La telefonía móvil daba sus primeros pasos, no existían las balizas para seguir en tiempo real a un objetivo sin ser detectado y la ciencia forense comenzaba a ocuparse del ADN, un revolucionario avance que cambió las técnicas de identificación. Eran mediados de los años noventa y la Unidad Central Operativa (UCO) de la Guardia Civil aspiraba a convertirse en la élite de la investigación criminal del Instituto Armado con el pesado lastre de la aún reciente fuga de Antonio Anglés. Aquella vieja UCO, formada por veteranos forjados en distintas unidades de policía judicial y jóvenes con hambre y ardor guerrero, se enfrentó a un reto mayúsculo, un asesino en serie que había matado a cinco mujeres en la provincia de Castellón: tres prostitutas –Natalia, Mercedes y Francisca–, Sonia y Amelia. Un criminal con maneras anglosajonas, un Ted Bundy ibérico.
Los investigadores de la UCO emplearon expertos para perfilar al asesino en serie, un tipo que estrangulaba a las mujeres con su propia ropa interior. Recurrieron al círculo de Canter –un sistema de perfilación geográfica– y tiraron también de imaginación y, sobre todo, de muchas horas de trabajo: un par de agentes femeninas alternaron por varios locales de la provincia con la esperanza de que el objetivo se fijase en ellas, pero no picó.
Pasaron meses hasta que la UCO tuvo un sospechoso cualificado, Joaquín Ferrándiz Ventura, un agente de seguros que había pasado por la cárcel acusado de una agresión sexual que él y todo su entorno negaban. Cuando la investigación se centró en él, los agentes de la UCO no dejaron de seguir a Ferrándiz en sus noches de farra. Lo vieron ligar, mantener relaciones sexuales con una chica en un coche, dejar a su novia para irse de juerga… Y una noche del verano de 1998 vieron cómo desinflaba la rueda de un coche para provocar un accidente a la que iba a ser la sexta víctima del asesino, de no ser por los agentes de la UCO que lo seguían de cerca. Aquel incidente y un rollo de cinta idéntico al que amordazaba a las víctimas hallado en su casa sirvieron para que un juez valiente y comprometido, José Luis Albinyana, encerrase a Ferrándiz. Con él entre rejas, faltaba su confesión, que fue posible meses después gracias a la inteligencia y a la habilidad de los agentes de la UCO, que resolvieron de forma brillante cinco asesinatos e hicieron posible la condena de 69 años al autor.

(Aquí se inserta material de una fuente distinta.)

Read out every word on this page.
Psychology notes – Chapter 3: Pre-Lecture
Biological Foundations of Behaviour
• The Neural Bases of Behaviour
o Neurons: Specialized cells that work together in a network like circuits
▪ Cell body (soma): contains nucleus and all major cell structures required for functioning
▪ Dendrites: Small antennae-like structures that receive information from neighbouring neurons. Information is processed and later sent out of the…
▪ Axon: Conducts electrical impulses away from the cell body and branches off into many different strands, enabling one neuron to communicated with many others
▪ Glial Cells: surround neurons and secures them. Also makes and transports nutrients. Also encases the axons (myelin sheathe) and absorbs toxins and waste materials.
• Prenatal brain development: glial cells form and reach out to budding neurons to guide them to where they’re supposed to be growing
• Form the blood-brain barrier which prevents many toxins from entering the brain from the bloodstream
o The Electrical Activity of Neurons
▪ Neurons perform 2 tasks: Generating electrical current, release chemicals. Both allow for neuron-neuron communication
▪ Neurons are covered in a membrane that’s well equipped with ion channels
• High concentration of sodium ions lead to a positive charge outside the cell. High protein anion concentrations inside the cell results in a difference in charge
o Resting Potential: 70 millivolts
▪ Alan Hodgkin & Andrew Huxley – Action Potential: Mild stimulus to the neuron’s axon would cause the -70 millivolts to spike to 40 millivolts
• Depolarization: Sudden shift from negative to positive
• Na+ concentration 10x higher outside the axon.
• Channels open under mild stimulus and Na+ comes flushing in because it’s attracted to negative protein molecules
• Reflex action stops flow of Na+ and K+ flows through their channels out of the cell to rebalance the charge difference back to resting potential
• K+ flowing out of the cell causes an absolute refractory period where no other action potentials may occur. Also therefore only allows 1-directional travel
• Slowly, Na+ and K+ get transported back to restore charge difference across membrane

Hoy, veinticuatro años después de su detención, Joaquín Ferrándiz, de 59 años, goza de permisos penitenciarios y está al borde de cumplir toda su condena. Veremos si el sistema ha funcionado con él, alguien con muy mal diagnóstico, un psicópata de manual.
Hoy en la UCO sobreviven algunos agentes que se empeñan en desmentir a aquellos que creen que en la investigación criminal los avances científicos y los protocolos han sustituido a los sabuesos y que todos los investigadores son intercambiables. Hoy, como en la época de los crímenes de Ferrándiz, nada puede reemplazar al talento, el oficio y el trabajo de un buen investigador.